Выбор | страница 88
И он обратной стороной ладони, не запачканной в краске, погладил щеку дочери, сказал:
- Я не стал другим, Вика. - Он отошел к раковине и принялся мыть кисти в мыльной воде. - Даже больше, - сказал он, с виноватой улыбкой поглядывая на Викторию и в то же время думая о внезапности простого, сейчас осознанного им ощущения: "Неужели вот это сидит в кресле моя дочь, неужели в ней часть Марии и часть меня, наша сущность, наша единственная надежда, наше продолжение в мире? Что же я должен сделать для нее, чтобы она поняла, что они - Мария и она - мне дороже всего, что жить я без них не смог бы..." Даже больше, Вика. Ты так и скажи маме: он любит нас сильнее, чем раньше. Но я должен побыть немного здесь, в мастерской, поработать, подумать. И вы немного отдохните от меня. Вы должны немного отдохнуть от меня, - повторил он. - Так надо.
- Скажи, па, откровенно: в последнее время между тобой и мамой ничего не произошло?
"Произошло разве?" - подумал он, чувствуя в своем состоянии равные и правду и ложь, потому что ничего не произошло, нарушившего их прежнюю жизнь, и вместе с тем произошло нечто неудобное для обоих, некоторое время назад незаметно создавшееся, что трудно стало преодолевать, когда они оставались вдвоем, и, уезжая из дома, запершись в мастерской, он убеждал себя, что и это надо тоже пережить в работе и одиночестве.
- Все в порядке, дочь, между мной и мамой никаких страшных событий не произошло, - сказал почти шутливо Васильев. - Может быть, мы чуть-чуть устали оба.
- Мама стала ужасно много курить. Она даже похудела.
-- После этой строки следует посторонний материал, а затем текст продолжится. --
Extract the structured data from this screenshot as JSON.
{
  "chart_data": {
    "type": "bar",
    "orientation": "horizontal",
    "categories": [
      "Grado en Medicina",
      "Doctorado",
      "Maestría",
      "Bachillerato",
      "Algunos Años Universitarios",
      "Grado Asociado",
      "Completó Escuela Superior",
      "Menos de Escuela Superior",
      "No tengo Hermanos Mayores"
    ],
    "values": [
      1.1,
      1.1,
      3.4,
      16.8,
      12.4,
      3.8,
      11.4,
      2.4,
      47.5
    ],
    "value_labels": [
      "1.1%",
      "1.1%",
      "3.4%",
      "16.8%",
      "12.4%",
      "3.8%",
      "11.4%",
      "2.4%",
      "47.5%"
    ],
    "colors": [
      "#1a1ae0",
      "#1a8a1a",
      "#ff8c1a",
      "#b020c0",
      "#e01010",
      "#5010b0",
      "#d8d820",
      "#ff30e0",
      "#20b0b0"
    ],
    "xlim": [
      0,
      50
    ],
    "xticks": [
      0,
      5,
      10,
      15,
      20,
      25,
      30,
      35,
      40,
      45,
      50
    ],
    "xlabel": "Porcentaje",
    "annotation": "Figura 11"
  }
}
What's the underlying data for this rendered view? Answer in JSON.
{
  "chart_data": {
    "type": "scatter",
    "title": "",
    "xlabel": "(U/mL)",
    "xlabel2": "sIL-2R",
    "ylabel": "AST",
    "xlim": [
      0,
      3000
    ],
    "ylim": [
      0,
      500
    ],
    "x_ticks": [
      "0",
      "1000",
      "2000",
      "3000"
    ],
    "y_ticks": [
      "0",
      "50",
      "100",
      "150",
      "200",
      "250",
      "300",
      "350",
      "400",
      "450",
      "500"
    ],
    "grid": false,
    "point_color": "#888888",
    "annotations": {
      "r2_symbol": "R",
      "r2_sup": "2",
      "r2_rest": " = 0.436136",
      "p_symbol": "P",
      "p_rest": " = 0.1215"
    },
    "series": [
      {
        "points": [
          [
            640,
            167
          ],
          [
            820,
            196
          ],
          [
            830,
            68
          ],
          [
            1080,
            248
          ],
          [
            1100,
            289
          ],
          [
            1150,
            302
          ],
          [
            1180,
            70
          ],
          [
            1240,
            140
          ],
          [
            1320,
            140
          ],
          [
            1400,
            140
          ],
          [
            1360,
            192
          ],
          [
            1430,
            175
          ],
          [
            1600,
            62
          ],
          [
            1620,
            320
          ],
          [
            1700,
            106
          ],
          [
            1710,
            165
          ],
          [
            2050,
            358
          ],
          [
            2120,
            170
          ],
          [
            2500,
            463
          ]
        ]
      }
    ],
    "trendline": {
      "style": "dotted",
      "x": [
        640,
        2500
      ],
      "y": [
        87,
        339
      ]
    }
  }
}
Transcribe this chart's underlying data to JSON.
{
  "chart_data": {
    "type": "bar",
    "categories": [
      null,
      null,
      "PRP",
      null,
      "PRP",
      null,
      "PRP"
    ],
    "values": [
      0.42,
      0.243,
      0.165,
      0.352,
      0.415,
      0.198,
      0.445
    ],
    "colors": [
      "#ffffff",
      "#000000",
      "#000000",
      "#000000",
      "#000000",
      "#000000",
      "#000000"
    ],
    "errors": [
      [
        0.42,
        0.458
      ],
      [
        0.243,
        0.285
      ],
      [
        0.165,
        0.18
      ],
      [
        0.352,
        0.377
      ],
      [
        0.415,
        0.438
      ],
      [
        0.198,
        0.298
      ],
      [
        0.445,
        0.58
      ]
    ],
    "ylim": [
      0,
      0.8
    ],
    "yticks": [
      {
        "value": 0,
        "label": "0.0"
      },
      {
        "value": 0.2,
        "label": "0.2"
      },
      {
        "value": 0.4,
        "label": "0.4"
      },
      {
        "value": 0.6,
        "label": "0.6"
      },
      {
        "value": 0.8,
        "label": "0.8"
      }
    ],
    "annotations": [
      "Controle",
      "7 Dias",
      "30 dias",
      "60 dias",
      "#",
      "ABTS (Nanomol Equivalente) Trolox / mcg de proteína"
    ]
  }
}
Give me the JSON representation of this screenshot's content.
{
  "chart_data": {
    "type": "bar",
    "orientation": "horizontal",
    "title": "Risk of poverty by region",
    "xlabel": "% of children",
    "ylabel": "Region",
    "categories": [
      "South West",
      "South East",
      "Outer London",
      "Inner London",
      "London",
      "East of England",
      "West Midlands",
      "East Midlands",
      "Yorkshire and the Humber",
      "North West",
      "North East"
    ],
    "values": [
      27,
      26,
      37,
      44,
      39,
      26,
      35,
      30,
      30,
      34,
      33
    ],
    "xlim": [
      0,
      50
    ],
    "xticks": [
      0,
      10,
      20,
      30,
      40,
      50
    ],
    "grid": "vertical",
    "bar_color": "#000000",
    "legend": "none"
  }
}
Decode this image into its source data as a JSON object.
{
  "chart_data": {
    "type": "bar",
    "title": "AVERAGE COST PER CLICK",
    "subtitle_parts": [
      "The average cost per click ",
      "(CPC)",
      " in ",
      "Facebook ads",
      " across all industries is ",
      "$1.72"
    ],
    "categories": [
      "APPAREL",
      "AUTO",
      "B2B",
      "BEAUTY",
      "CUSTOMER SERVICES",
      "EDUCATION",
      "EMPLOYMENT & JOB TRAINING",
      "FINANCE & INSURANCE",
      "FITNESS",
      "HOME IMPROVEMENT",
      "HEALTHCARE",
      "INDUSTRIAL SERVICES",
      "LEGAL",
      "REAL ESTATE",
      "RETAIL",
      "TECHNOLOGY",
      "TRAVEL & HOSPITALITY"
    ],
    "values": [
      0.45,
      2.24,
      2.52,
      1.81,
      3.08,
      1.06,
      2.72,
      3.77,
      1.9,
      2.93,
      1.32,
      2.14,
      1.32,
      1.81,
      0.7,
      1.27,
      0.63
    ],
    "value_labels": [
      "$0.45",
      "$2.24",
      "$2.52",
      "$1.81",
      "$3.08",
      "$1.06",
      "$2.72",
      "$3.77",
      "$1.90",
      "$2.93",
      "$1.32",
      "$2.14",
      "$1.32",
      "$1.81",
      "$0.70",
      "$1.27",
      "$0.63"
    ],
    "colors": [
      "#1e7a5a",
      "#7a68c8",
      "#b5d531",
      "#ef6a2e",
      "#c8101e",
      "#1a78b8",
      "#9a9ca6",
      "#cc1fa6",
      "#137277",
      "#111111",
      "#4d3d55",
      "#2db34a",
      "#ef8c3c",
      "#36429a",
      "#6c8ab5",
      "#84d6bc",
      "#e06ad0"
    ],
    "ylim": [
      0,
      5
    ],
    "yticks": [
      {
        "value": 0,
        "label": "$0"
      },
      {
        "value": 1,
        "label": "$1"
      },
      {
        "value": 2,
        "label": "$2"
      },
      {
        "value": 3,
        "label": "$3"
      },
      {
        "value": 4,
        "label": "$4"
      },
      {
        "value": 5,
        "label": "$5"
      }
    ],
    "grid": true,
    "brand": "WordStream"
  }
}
- И ты тоже куришь, дочь. Надо ли?
Она не ответила.
Он разложил кисти на столике, заляпанном краской, и тут заметил ее взгляд, обращенный мимо него в солнечное сверкание окна, огромного, заиндевелого. Она сидела в распахнутой дубленке, облокотясь, подперев согнутым указательным пальцем подбородок, ее глаза, пронизанные белизной морозного света, уже смотрели куда-то в февральское утро, были задумчивы, отдалены, грустны, - и знакомая спазма жалости удушливо стиснула горло Васильева, будто он был виноват в ее болезни, случившейся два года назад, в ее бледности, вот в этой пугающей его задумчивости. Он спросил вполголоса:
- Ты здорова, милая?
- Меня нет дома, па. - Она пожала плечом.
- Ты не хочешь мне отвечать?
- Я здорова, как слониха. - Она закрыла глаза, откинулась затылком к спинке кресла, сказала ненатурально веселым шепотом: - Только душа немного болит, па. Тихонечко себе ноет и не перестает. Но это - пустяки, пройдет. Понимаешь, па?